茶色い髪。着崩された制服。肩には適当に引っ掛けられたスポーツバッグ。まるで今起きてきたみたいな顔をしている。
「お前なあ……」
顧問が額を押さえる。
「入部説明会初日に遅刻してくるバカがどこにいんだよ」
「だって、守谷とかいう教師が俺のこと追いかけてくるし」
悪びれる様子は一切なかった。
道場の空気が微妙にざわつく。
「お!」
不意に詩の視線がこちらへ向く。目が合った。
詩は一瞬だけ目を丸くすると、次の瞬間には口元を緩めた。
「俺のライバルみーっけ」
そう言いながら真っ直ぐこちらを指差す。
道場中の視線が陽彩へ集まった。
「ライバル?」
「朝倉にライバルとかいんの?」
周囲がざわつき始める。当の本人だけが楽しそうだった。詩はそのまま陽彩の前まで歩いてくる。
そして昔と変わらない笑顔で言った。
「俺の敵はお前だけ」
詩の言葉で一瞬、道場が静まり返った。
そして次の瞬間。
「は?」
「敵?」
「俺らは眼中にすらねえって?」
周囲がざわつき始める。中には露骨に顔をしかめる者もいた。無理もない。この高校に特待生で入れることすら簡単なことではない。それ相応の結果を残し、努力を積み重ねた者だけがここへ来られる。だからこそ詩の言葉は挑発的に聞こえたのだろう。
「あ?眼中にねえよ」
そんな周囲の声も気にせずに、詩は不思議そうに眉を寄せる。まるでなにを怒っているのか本気で分からないと言いたげだった。
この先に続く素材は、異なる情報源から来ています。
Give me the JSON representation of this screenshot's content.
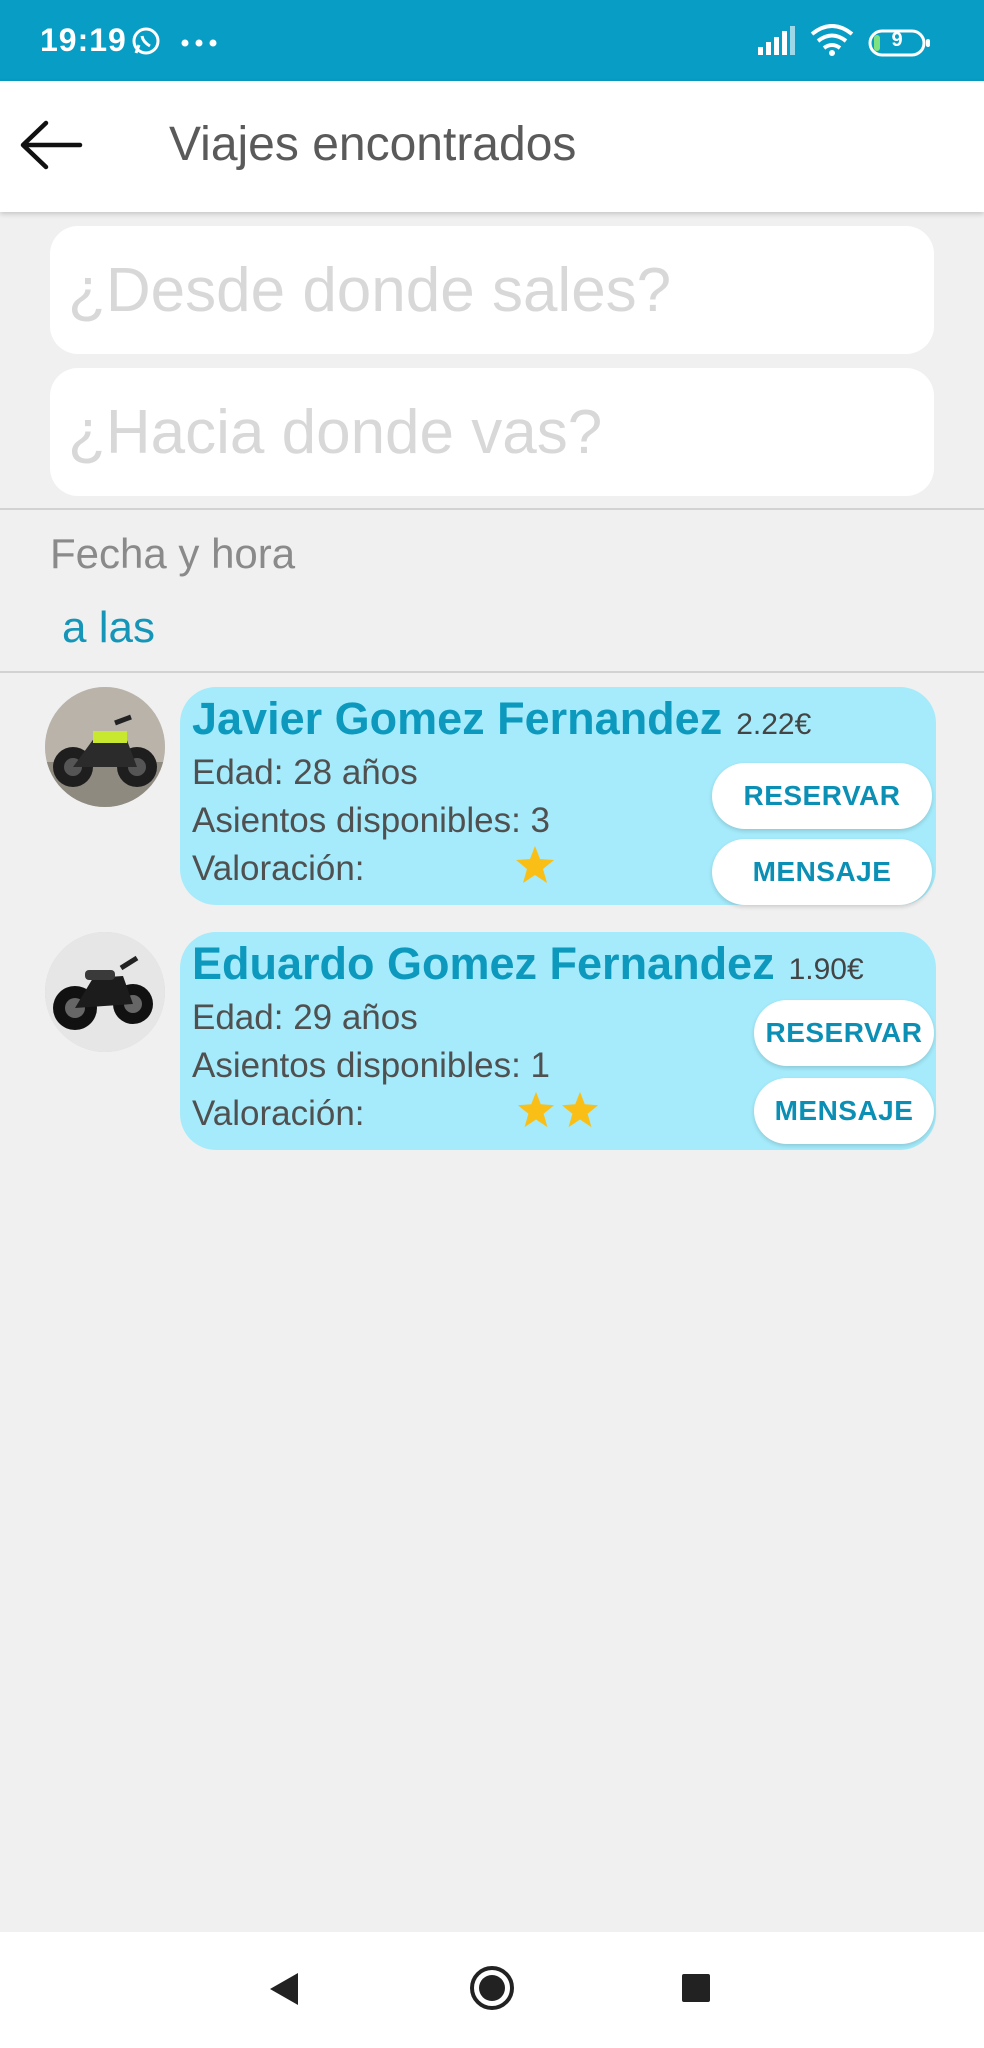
{
  "status_bar": {
    "time": "19:19",
    "battery_level": "9",
    "icons": [
      "whatsapp-icon",
      "more-dots-icon",
      "signal-icon",
      "wifi-icon",
      "battery-icon"
    ]
  },
  "header": {
    "title": "Viajes encontrados",
    "back_icon": "arrow-left-icon"
  },
  "search": {
    "origin_placeholder": "¿Desde donde sales?",
    "destination_placeholder": "¿Hacia donde vas?"
  },
  "date": {
    "label": "Fecha y hora",
    "time_link": "a las"
  },
  "trips": [
    {
      "name": "Javier Gomez Fernandez",
      "price": "2.22€",
      "age": "Edad: 28 años",
      "seats": "Asientos disponibles: 3",
      "rating_label": "Valoración:",
      "rating": 1,
      "reserve_label": "RESERVAR",
      "message_label": "MENSAJE",
      "avatar": "motorcycle-photo"
    },
    {
      "name": "Eduardo Gomez Fernandez",
      "price": "1.90€",
      "age": "Edad: 29 años",
      "seats": "Asientos disponibles: 1",
      "rating_label": "Valoración:",
      "rating": 2,
      "reserve_label": "RESERVAR",
      "message_label": "MENSAJE",
      "avatar": "motorcycle-photo"
    }
  ],
  "colors": {
    "status_bar": "#089dc4",
    "accent": "#0c99bd",
    "card": "#a5ebfb",
    "star": "#f9bf16",
    "background": "#f0f0f0"
  },
  "nav_bar": {
    "icons": [
      "back-triangle-icon",
      "home-circle-icon",
      "recents-square-icon"
    ]
  }
}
すると、一年のひとりが立ち上がる。そしてそのまま詩の方へ向かって歩く。
「俺と勝負してから言え」
場の空気が張り詰める。男は大きかった。詩ですら高身長の部類に入るのに、目の前の男はそれをさらに上回っていた。百九十センチ近い身長。
分厚い肩。柔道着の上からでも分かる体格。
陽彩もその顔に見覚えがあった。
北海道大会優勝。重量級の特待生。東智晴 。
「お前だれ」
詩が挑発的に見上げている。
「東智晴だ」
二人の試合がぶつかり合う。
「知らないねー」
道場の空気はみるみるうちに、悪くなっていく一方だった。
「お前が本当に全国無敗なら証明してみろ」
周囲がざわつく。入学初日。まさかこんな空気になるとは誰も思っていなかった。けれど当の本人だけは楽しそうに笑っている。
「別にいいけど、後悔すんなよ」
その言葉に周囲の誰もが思わず口を開く。体格差は然程でもないだろうけれど、さすがに勝てないんじゃないかと不安になるくらいには、東から放たれている空気は恐ろしいものだった。
この場にいる誰もが東の実力を知っている。
だからこそ詩の言葉は自信ではなく、傲慢に聞こえた。
「言ったな」
東の口元が歪む。
周囲の空気もさらに張り詰める。
「うん」
詩は笑う。強敵を前にした時の顔。陽彩はそれを知っている。相手を見下しているわけではない。むしろ逆だ。強い相手と戦えることを誰よりも喜ぶ。
「せんせー」
不意に詩が顧問の方を振り向く。
「畳使ってい?」
その一言で、道場の空気が爆発した。